Это было жуткое зрелище, видеть, как даже сильные мужчины с твёрдым характером не могли справиться со своими чувствами и как младенцы пускали сопли. Никогда я не видел ничего подобного, даже во время войны.
Страх и ужас в этих людях был настолько силён, что он постепенно стал охватывать и нас самих. Я всеми фибрами души почувствовал, как он заполнял пространство корабля этакими морозными нитями, от которых мурашки бежали по спине, а сами люди замолкали, их лица хмурились, движения становились резкими и нервными, а глаза то и дело обшаривали тёмные углы.
Капитан Глотов, повысив голос, чуть ли не срываясь на крик, только бы люди очнулись, приказал разместить прибывших в жилых отсеках и выставить охрану. Затем, тем же командирским голосом, приказал полковнику Стеру разместить боевые отряды раннего оповещения у каждого выхода с корабля.
Я же в тот момент смотрел на Андрея и понимал, почему этот человек был настолько легендарен. Он не с лучшей стороны показал себя ещё в тот момент, когда только начали пропадать люди, с лёгкостью передав бразды правления Стеру. Но сейчас, пережив десятки потрясений, потеряв половину экипажа и поучаствовав в маленькой войне, он, наконец, проснулся. И это был ураган, мощь, сила, воля перед которой никто не мог устоять. Его авторитет был настолько могуч, что мы всё без раздумий приняли его сторону, и отныне стали подчиняться только ему.
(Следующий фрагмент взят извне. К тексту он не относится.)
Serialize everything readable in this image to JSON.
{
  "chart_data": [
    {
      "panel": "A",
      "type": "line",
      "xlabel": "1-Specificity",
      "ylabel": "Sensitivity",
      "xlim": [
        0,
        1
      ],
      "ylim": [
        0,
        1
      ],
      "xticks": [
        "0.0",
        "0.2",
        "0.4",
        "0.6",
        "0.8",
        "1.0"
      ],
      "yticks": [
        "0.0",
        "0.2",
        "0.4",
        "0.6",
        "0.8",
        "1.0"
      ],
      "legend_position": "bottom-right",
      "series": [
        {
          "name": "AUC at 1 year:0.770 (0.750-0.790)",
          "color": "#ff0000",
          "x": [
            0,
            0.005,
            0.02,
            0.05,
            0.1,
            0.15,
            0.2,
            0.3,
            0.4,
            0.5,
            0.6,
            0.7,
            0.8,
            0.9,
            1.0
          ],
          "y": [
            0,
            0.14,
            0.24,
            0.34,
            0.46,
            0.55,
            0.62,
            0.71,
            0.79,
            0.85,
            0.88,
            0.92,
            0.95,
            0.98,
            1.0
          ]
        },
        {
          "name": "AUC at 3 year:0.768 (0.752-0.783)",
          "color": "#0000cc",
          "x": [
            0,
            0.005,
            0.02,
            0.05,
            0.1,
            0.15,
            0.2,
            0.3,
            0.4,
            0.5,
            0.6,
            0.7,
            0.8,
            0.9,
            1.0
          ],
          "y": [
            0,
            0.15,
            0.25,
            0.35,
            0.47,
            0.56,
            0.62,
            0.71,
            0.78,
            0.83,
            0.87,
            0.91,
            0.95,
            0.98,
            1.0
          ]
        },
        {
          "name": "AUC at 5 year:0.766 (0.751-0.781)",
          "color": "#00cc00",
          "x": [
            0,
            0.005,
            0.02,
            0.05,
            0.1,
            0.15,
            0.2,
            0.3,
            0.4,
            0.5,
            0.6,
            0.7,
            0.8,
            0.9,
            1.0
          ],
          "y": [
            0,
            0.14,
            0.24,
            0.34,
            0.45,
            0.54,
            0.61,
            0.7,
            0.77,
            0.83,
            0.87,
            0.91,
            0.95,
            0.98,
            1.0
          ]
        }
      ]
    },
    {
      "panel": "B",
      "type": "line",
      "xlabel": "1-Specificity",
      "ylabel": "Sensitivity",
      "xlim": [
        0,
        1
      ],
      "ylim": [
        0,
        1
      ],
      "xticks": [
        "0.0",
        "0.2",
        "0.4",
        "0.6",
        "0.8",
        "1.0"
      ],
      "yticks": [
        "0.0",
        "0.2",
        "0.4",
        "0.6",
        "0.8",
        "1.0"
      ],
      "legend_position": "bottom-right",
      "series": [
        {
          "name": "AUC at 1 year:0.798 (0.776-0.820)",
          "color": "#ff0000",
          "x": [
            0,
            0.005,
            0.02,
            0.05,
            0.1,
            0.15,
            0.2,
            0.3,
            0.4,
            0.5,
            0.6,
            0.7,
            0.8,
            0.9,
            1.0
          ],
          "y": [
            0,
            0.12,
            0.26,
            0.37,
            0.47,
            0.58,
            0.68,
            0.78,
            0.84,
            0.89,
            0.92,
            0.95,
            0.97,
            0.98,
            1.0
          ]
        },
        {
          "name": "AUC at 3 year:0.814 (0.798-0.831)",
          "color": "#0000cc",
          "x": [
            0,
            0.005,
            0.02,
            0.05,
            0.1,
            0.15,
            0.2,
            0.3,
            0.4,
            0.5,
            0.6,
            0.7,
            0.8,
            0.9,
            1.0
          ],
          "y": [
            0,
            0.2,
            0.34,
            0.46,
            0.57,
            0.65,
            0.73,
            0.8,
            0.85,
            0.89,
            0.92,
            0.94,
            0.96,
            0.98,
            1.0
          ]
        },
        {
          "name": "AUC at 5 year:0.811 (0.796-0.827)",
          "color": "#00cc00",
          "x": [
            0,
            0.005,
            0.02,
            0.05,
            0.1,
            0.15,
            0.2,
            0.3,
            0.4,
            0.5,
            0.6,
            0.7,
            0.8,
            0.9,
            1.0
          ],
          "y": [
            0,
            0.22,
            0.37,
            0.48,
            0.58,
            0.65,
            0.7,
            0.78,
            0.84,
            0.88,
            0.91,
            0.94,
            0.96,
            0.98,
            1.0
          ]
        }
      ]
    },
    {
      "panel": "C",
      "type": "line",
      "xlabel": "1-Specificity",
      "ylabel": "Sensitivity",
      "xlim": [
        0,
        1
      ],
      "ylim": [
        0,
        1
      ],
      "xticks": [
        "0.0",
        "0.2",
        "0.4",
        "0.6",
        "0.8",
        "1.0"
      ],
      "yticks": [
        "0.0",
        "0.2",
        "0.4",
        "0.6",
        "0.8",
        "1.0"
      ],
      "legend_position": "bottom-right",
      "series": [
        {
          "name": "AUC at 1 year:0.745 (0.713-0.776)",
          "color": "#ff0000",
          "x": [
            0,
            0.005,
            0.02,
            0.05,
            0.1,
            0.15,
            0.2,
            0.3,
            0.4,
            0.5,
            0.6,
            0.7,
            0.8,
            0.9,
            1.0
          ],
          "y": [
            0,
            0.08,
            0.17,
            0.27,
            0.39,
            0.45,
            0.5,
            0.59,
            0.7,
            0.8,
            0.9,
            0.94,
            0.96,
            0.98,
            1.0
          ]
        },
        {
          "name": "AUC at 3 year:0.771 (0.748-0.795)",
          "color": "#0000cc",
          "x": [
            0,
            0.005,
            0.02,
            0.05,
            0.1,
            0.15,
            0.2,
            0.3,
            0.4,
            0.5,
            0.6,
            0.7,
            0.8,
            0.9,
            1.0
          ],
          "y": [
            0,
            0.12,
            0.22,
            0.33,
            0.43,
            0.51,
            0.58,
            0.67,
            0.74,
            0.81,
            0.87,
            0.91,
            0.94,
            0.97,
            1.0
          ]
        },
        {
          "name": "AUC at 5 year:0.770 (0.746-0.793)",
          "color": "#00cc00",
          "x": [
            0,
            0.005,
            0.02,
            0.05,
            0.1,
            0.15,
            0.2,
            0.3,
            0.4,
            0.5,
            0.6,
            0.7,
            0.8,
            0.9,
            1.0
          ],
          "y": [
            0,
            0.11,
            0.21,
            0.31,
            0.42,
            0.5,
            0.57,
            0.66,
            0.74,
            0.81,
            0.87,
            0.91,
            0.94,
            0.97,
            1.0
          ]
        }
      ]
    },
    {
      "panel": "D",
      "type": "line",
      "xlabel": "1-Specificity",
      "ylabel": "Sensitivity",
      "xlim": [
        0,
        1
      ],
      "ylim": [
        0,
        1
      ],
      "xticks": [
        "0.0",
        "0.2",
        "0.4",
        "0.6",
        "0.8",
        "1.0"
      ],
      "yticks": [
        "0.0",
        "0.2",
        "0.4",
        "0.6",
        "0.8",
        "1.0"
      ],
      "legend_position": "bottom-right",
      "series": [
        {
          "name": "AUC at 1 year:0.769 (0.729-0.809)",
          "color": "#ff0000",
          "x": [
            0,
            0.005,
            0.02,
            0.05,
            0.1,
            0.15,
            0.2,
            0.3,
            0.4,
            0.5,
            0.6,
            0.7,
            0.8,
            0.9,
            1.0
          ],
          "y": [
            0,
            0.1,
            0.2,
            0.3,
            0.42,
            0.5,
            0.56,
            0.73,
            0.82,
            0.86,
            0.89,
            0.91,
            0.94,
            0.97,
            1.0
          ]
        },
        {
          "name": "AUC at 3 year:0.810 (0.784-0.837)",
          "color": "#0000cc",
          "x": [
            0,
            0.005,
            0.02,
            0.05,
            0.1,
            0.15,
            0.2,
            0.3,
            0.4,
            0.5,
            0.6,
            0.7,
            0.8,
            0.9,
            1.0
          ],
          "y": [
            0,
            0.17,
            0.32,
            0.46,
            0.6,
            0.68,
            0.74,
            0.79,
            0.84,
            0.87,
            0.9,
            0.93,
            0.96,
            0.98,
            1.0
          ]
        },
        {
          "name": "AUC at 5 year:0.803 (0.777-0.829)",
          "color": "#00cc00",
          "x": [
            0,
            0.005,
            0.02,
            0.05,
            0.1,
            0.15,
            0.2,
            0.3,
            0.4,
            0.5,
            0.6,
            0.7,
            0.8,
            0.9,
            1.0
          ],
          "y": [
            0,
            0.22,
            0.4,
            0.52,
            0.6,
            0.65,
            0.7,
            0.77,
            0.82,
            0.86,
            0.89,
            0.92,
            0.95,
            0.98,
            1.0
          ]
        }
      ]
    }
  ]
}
Даже полковник Стер постоянно стал отдавать ему честь, каким-то подобострастным движением, что за ним никогда не наблюдалось.
И эти кардинальные изменения капитана оказались для нас как нельзя кстати.
Не прошло и недели по местному времени, как объявились те, кого мы так боялись — серые, и в этот раз они были не одни.
Как нам удалось выяснить из невнятных объяснений прибывшей группы колонистов, у серых гигантов появился союзник. Дальнейший анализ показал, что этим союзником оказались наши собственные собаки. Под действием неизвестных нам факторов, возможно, это был все тот же вирус, а может это условия окружающей среды так подействовали на них, но земные животные — друзья человека, в одночасье превратились в хищных зверей, по форме напоминающих удлинённую версию гиены с твердым кожистым покров без шерсти, огромной пастью и мощными лапами. Неприятное зрелище скажу я вам. Но не так страшен был этот зверь на вид, как его жуткий, пробирающий до мозга костей, сатанинский хохот. Он до сих пор стоит у меня в ушах. Стоит мне его снова услышать, и я полностью цепенею, не способный пошевелить даже пальцем.